Forgetting that Computer Use is a security surface. Screen content is untrusted input. A poisoned web page can hijack an agent the same way a malicious email can hijack a user. Treat every pixel like user input from the internet — because it is.
Where this is heading
The pattern I expect to win in the medium term: function calling at the model boundary, MCP at the tool-server boundary, hosted tools for the capability layer, CLIs and Computer Use as the actual execution layer, and skills (Anthropic-style bundles) for packaged expertise. Vendors will keep their own marketing terms — Microsoft’s “skills”, OpenAI’s “apps”, Google’s “extensions” — but the underlying architectures are converging on MCP faster than I expected a year ago.

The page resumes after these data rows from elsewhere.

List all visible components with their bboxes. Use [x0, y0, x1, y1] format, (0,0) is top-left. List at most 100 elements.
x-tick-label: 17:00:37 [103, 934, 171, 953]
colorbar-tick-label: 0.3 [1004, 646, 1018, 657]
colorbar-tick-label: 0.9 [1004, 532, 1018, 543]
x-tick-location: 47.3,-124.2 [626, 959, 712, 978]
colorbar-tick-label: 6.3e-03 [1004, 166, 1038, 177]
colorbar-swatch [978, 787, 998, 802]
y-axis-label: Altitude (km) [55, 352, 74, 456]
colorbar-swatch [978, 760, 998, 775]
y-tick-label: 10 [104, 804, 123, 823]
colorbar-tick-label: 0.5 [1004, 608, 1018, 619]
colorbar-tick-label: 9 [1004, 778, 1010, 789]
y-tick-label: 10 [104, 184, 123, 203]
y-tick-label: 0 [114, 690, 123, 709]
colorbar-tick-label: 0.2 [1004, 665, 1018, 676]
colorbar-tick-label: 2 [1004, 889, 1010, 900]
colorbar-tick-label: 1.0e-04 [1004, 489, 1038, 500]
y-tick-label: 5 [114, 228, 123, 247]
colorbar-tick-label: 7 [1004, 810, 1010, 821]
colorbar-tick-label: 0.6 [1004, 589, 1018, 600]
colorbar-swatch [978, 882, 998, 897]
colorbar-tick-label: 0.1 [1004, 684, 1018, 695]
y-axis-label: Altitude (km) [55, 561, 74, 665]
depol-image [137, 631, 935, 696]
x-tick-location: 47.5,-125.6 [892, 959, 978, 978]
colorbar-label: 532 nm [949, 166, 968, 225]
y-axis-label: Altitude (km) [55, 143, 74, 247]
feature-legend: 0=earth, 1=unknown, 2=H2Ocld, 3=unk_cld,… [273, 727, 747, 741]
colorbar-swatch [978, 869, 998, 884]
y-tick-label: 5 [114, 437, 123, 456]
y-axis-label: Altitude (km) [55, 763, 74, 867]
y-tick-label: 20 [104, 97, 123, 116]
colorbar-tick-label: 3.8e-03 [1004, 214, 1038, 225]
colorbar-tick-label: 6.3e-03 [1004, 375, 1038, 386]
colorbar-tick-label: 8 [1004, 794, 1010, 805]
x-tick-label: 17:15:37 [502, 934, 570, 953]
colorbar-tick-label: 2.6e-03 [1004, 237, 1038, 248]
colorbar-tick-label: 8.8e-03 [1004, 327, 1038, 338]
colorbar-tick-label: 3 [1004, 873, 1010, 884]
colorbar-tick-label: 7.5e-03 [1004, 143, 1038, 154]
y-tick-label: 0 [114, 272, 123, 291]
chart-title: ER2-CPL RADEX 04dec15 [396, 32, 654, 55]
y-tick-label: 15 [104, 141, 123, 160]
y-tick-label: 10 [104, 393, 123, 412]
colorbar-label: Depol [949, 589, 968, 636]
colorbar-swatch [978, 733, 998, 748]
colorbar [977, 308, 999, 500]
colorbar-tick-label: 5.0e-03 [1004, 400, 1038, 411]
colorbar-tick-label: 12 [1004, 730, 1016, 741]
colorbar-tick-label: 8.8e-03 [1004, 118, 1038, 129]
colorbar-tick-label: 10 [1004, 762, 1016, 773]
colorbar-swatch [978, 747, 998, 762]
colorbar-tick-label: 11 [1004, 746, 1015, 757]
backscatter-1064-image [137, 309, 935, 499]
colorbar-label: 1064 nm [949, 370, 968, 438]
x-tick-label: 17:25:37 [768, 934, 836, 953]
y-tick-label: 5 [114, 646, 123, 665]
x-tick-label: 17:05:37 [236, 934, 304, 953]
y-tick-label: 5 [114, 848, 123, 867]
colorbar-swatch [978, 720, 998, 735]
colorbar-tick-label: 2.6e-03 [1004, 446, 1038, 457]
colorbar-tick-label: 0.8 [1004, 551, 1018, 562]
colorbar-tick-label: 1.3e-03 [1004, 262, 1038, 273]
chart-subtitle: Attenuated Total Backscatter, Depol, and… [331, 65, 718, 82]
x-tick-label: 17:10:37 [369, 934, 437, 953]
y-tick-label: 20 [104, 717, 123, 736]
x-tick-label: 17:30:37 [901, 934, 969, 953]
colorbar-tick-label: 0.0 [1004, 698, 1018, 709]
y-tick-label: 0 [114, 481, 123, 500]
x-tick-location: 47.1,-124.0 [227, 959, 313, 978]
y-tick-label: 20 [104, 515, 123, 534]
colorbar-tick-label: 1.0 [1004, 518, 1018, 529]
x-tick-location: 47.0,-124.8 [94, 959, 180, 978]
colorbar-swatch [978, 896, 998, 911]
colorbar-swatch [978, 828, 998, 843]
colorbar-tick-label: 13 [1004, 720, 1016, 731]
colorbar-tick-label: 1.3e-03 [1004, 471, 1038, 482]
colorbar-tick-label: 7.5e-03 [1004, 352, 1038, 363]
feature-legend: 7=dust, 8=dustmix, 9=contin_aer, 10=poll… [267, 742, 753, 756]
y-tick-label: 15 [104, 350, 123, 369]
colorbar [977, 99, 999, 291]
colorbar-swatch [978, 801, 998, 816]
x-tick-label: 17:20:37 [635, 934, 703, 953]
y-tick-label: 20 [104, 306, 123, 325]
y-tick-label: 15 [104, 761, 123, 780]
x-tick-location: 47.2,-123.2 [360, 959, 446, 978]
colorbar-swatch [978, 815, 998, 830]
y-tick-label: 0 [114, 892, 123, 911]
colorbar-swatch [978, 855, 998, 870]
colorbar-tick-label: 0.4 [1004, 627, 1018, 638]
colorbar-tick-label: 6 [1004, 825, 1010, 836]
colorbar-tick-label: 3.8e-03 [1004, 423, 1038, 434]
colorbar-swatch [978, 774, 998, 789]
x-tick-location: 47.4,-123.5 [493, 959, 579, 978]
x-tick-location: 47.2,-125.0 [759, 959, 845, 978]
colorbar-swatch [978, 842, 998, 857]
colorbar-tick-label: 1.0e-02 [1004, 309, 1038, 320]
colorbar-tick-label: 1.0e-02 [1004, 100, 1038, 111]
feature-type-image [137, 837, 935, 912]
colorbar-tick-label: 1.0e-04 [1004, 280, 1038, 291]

The signal: OpenAI adopting MCP, ChatGPT Apps running on it, Copilot Studio supporting it as a connector, every IDE shipping an MCP client. The protocol has won the integration layer. What’s left to decide is which capabilities you build, which you host, and which you delegate to sub-agents.
If you remember nothing else from this post: pick one primary surface per agent, base it on whether the target system has a stable API, and reach for the heavier abstractions only when reuse, scale, or capability genuinely justifies them. Everything else is over-engineering with extra steps.